If it was a lie, then it was of the least offensive variety. It was the sort of white lie that I will soon forget, a lie of utter insignificance in the grander scheme of things. In fact, it may truly have been my intent to return. I really would have liked to have been able to go back in there. Roger White was a pleasant enough fellow, and I hated to disappoint him like this. Now that I think about it the whole department was remarkably welcoming, and I cannot help but feel I have somehow let all of them down.
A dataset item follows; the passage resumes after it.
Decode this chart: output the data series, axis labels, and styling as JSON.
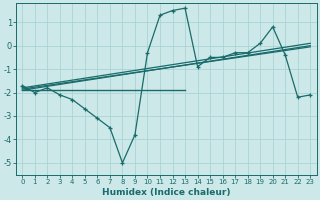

The moon is no more than a sliver in the sky, but I can still make out the contour of my car from some diffuse light breaking up the shadows. I’ve hardly made it three steps in that direction when I am overcome by my own demonic heaving. A sour taste fills my mouth. My chest burns, and I finally begin to cough. I grab hold of the back of my car and look up again at the moon when I hear the soft whinny of the northern nightjar, a bird, whose peculiar habits had so far eluded generations of ornithologists. The few observations I recall from the literature were all deeply flawed in some way, and greatly in need of clarification. I reach into my back pocket to retrieve my spiral notebook, I roll up my trousers, and I make for the bush.